Trapped in Chicago: Woman hopes to escape city violence
FOX 32 NEWS - Packing up all you have and leaving all you know isn't as easy as one might think.
FOX 32's Anita Padilla says being trapped in places like Englewood is like suffocating a little more each day.
When you live in some parts of Chicago - fear, anxiety, worry, despair and violence - is an everyday thing.
“The people who are doing it are so lost, they don't care that they are smothering children, mothers, and elderly...they just shoot!” said Tanzania Maxie.
Maxie is a mom of two young boys. She wants for them what any caring parent does - a future.
“Just to be sitting on our porch and play in a backyard would be such a heavy weight lifted off my shoulders,” Maxie said.
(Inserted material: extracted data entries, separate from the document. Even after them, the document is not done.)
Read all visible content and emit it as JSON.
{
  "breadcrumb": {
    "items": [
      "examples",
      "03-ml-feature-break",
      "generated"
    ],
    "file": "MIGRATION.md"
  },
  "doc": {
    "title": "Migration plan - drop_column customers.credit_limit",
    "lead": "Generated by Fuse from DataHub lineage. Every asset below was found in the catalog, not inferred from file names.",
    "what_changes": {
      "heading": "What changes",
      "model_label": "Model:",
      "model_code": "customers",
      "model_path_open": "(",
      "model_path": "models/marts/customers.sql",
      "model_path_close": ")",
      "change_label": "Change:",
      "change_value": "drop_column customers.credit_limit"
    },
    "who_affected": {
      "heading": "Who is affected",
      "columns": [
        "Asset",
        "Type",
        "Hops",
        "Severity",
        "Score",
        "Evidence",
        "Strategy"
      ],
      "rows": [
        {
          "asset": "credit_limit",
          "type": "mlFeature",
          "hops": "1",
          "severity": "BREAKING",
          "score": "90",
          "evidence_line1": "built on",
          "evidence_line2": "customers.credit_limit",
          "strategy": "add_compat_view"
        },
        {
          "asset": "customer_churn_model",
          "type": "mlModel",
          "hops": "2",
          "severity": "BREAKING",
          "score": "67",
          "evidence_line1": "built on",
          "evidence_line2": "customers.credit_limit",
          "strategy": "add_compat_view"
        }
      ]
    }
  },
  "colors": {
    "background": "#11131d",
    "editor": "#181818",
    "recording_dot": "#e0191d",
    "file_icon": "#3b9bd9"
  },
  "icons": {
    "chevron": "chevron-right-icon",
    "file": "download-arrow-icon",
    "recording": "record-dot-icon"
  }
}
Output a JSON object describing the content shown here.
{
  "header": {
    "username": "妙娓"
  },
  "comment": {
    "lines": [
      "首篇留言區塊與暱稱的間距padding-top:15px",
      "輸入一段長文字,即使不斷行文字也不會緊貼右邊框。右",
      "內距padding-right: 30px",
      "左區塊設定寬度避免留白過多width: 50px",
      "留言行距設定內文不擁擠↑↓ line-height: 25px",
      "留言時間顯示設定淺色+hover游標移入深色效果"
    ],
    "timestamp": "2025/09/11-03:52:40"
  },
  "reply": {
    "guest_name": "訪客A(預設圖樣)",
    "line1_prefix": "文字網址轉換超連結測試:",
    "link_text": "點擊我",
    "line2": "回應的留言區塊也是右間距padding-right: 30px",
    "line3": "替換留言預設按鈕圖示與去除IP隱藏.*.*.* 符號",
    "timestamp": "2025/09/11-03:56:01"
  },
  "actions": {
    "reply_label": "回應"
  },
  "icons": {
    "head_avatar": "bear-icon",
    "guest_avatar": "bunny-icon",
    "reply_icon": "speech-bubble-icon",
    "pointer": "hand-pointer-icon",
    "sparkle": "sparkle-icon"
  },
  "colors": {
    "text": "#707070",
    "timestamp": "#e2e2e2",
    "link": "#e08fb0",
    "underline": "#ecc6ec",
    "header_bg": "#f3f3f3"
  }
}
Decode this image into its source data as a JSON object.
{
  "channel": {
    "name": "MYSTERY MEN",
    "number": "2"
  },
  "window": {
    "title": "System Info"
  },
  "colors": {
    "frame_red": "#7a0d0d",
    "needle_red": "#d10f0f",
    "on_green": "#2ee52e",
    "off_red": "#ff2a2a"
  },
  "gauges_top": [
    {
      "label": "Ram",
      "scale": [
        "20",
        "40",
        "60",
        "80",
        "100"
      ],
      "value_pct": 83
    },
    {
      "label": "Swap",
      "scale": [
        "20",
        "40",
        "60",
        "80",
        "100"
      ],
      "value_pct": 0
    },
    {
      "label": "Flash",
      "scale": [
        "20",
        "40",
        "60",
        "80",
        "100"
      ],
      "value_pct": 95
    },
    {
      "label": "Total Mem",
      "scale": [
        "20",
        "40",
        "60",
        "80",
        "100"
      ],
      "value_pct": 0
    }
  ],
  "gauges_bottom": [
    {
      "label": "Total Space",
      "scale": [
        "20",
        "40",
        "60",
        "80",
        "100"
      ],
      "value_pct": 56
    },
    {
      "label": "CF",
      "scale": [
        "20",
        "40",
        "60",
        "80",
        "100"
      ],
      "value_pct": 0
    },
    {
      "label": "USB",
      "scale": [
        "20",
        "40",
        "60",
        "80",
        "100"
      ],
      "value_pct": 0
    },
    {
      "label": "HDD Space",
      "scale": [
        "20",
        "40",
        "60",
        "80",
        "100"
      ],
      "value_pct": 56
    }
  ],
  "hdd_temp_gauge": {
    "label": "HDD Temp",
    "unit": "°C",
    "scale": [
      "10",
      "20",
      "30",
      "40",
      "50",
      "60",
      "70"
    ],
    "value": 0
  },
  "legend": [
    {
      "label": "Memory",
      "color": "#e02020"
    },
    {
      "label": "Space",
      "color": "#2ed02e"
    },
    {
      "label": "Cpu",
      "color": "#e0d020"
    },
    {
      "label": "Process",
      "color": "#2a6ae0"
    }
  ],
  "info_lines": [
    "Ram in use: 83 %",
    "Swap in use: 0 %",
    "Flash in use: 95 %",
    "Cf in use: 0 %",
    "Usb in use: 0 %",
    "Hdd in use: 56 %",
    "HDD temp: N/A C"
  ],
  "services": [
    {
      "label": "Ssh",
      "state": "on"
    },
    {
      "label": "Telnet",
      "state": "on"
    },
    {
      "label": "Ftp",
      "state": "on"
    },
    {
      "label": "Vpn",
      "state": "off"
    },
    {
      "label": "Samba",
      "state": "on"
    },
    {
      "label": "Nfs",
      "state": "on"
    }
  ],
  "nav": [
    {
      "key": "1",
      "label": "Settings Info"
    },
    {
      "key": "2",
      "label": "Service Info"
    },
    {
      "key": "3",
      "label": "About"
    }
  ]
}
Her brother was shot and killed 10 years ago, and another brother was recently shot in the head but survived. She doesn't want a life of violence for her children. She wants to leave, but Maxie says she is trapped.
“If I have to leave to not be caught in the crossfire, to not have my children hurt…than that's what it has to be,” Maxie said.
She doesn't have section eight housing, she pays market rent, she works, she volunteers, she prays, and yet she still lives in terror.
How many of you remember your childhood and playing in the park? Instead of playing dodgeball, Chicago kids are dodging bullets.
“It used to be....respect...it used to be between gangs...they don't respect seniors, they don't respect children,” Maxie said.
Esmeralda Soto lived in Stickney and when the spillover violence from Chicago became too much, she escaped. But it cost her a home, job, and all she ever knew.
"I saw the fear in their faces...it killed me. I said I don't care about the house, do what we have to do. We lost it all,” Soto said.
She lives by a park in the western suburbs. Her rent is more than she can afford. Her apartment is cramped, but at least they are free of the fear.
“When I see us crowded in and packed in...we’re safe, I don't have to worry about anything,” Soto said.
Mayor Emanuel is trying to address the violence by adding more police, pushing mentorship programs and bringing big businesses and jobs to areas that need it most.